Bertrand Laverdure, de son côté, n’est jamais en panne de projets. On apprécie son énergie, son aisance à réunir des poètes autour de lui pour la réalisation d’une œuvre collective. En 2015, au moment de présenter sa candidature au poste de Poète de la cité, l’homme avait déjà en tête un herbier qui accueillerait des poètes et des bédéistes. Deux ans plus tard, à la fin de son mandat, paraissait aux éditions La Pastèque ce beau grand livre cartonné, à la typographie et à la mise en page bien soignées.

Cela regorge de dessins, de détails sur les plantes indigènes de Montréal, de notices scientifiques et d’anecdotes. L’amateur y trouvera les noms vernaculaires et les noms latins. Si le cœur lui en dit, il suivra, à la fin du livre, les instructions pour se constituer un herbier personnel. Il y a même une bibliographie pour l’inspirer dans son parcours.
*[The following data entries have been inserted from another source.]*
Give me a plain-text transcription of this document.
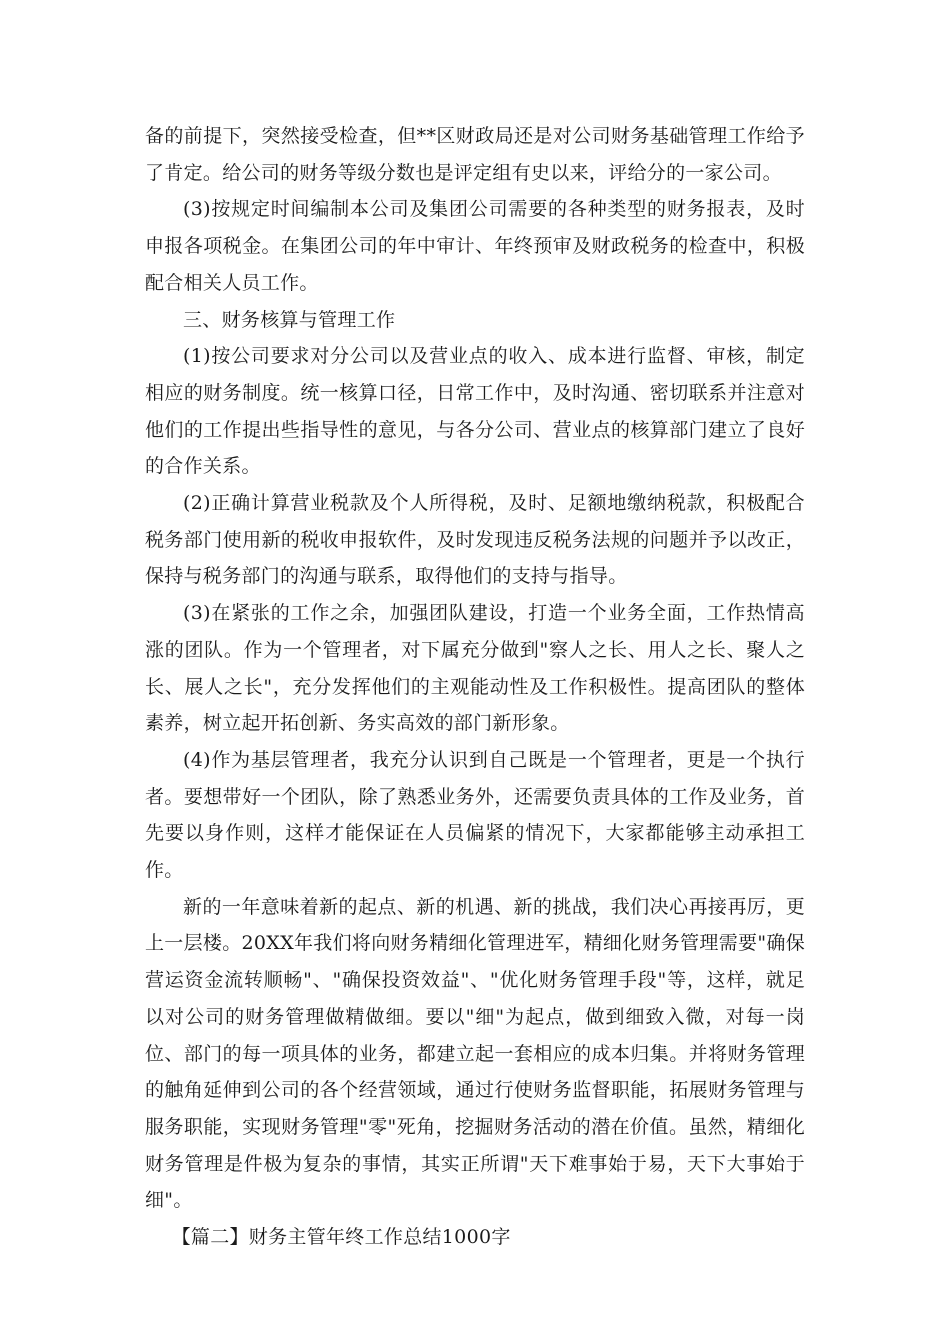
备的前提下，突然接受检查，但**区财政局还是对公司财务基础管理工作给予了肯定。给公司的财务等级分数也是评定组有史以来，评给分的一家公司。

(3)按规定时间编制本公司及集团公司需要的各种类型的财务报表，及时申报各项税金。在集团公司的年中审计、年终预审及财政税务的检查中，积极配合相关人员工作。

三、财务核算与管理工作

(1)按公司要求对分公司以及营业点的收入、成本进行监督、审核，制定相应的财务制度。统一核算口径，日常工作中，及时沟通、密切联系并注意对他们的工作提出些指导性的意见，与各分公司、营业点的核算部门建立了良好的合作关系。

(2)正确计算营业税款及个人所得税，及时、足额地缴纳税款，积极配合税务部门使用新的税收申报软件，及时发现违反税务法规的问题并予以改正，保持与税务部门的沟通与联系，取得他们的支持与指导。

(3)在紧张的工作之余，加强团队建设，打造一个业务全面，工作热情高涨的团队。作为一个管理者，对下属充分做到"察人之长、用人之长、聚人之长、展人之长"，充分发挥他们的主观能动性及工作积极性。提高团队的整体素养，树立起开拓创新、务实高效的部门新形象。

(4)作为基层管理者，我充分认识到自己既是一个管理者，更是一个执行者。要想带好一个团队，除了熟悉业务外，还需要负责具体的工作及业务，首先要以身作则，这样才能保证在人员偏紧的情况下，大家都能够主动承担工作。

新的一年意味着新的起点、新的机遇、新的挑战，我们决心再接再厉，更上一层楼。20XX年我们将向财务精细化管理进军，精细化财务管理需要"确保营运资金流转顺畅"、"确保投资效益"、"优化财务管理手段"等，这样，就足以对公司的财务管理做精做细。要以"细"为起点，做到细致入微，对每一岗位、部门的每一项具体的业务，都建立起一套相应的成本归集。并将财务管理的触角延伸到公司的各个经营领域，通过行使财务监督职能，拓展财务管理与服务职能，实现财务管理"零"死角，挖掘财务活动的潜在价值。虽然，精细化财务管理是件极为复杂的事情，其实正所谓"天下难事始于易，天下大事始于细"。

【篇二】财务主管年终工作总结1000字
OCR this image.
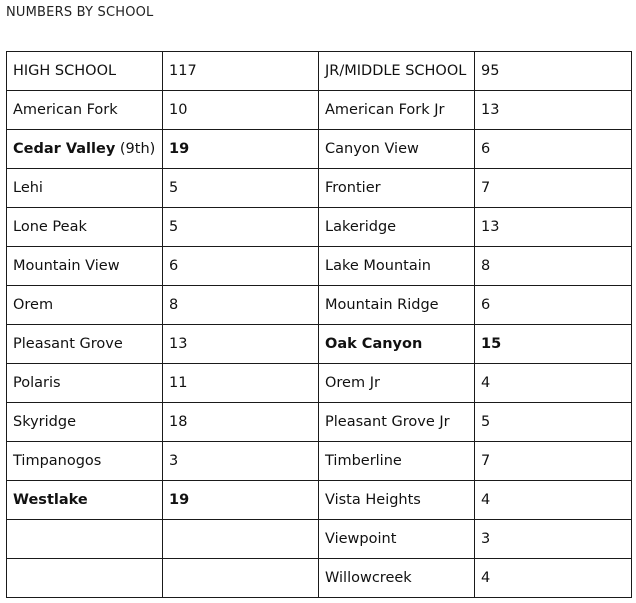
NUMBERS BY SCHOOL
HIGH SCHOOL	117	JR/MIDDLE SCHOOL	95
American Fork	10	American Fork Jr	13
Cedar Valley (9th)	19	Canyon View	6
Lehi	5	Frontier	7
Lone Peak	5	Lakeridge	13
Mountain View	6	Lake Mountain	8
Orem	8	Mountain Ridge	6
Pleasant Grove	13	Oak Canyon	15
Polaris	11	Orem Jr	4
Skyridge	18	Pleasant Grove Jr	5
Timpanogos	3	Timberline	7
Westlake	19	Vista Heights	4
		Viewpoint	3
		Willowcreek	4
Enfin, il devra lire Kim Doré pour recevoir «Six conseils pour un gazon plus vert que celui du voisin». La poète a hérité du trèfle blanc, et voici comment elle s’en est inspirée:

Quelqu’un creuse une tombe
en arrosant l’asphalte
ne déterre pas ton ombre
la tige est longue
et rien ne meurt.

Poètes, à vos feuillages!

De l’érable argenté au peuplier deltoïde, en passant par le pissenlit, le cosmos et le plantain majeur, seize plantes de Montréal sont répertoriées, accompagnées de textes poétiques. Par exemple, on a jumelé Erika Soucy et la petite herbe à poux, Michaël Trahan et la vigne vierge à cinq folioles, Martine Audet et l’asclépiade commune. On a aussi demandé à trois bédéistes ce que leur inspirait le projet. Sur deux grandes pages, Réal Godbout compose deux arbres généalogiques assez cocasses, l’un sur les Dufresne-Lafleur et l’autre sur les Deschamps-Delorme. Vous aurez compris que les Larose, Laplante, Lavigne, Green et Dubois s’y reproduisent sous l’effet d’un puissant engrais! De son côté, c’est sous les traits d’un amoureux éconduit que Michel Rabagliati nous renseigne abondamment sur le «langage des fleurs».
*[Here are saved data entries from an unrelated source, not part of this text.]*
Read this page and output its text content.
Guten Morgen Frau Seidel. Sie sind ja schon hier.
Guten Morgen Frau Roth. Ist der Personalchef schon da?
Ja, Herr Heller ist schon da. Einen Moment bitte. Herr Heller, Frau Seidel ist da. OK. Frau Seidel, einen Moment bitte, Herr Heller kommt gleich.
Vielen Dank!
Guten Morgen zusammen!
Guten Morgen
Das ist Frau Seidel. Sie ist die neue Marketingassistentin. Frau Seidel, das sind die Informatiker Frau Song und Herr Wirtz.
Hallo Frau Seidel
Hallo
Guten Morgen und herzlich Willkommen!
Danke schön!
Quant aux textes poétiques, certains sont fort réussis alors que d’autres restent au ras des pâquerettes. Benoît Jutras construit un long poème autour de la petite bardane. Fidèle à lui-même, l’auteur livre un beau texte pour nous dire ce que n’est pas la plante et ce qu’elle est:

La bardane enseigne la force, la faiblesse.
Elle nourrit les vieilles bêtes.
Elle disparaît devant l’orgueil.

 

La bardane n’est pas une plante.
C’est l’invention de la pluie.

Au Jardin botanique de Montréal, après l’ouverture du jardin chinois et celle du jardin japonais, on a mis en terre de petits ginkgos bilobés qui sont maintenant à maturité: cette magnifique essence occupe ici la plume de Christine Germain. En tant qu’initiateur du projet, Bertrand Laverdure, lui, s’est intéressé à l’humble pissenlit officinal, la «dent-de-lion» qu’apprécient les amateurs de laitues amères: «Le pissenlit régule et apaise l’oubli. Sa présence est un symptôme persistant de notre clarté commune.» Quant au célèbre melon de Montréal, sorte de cantaloup à la chair vert tendre, il a été adopté par Élise Turcotte.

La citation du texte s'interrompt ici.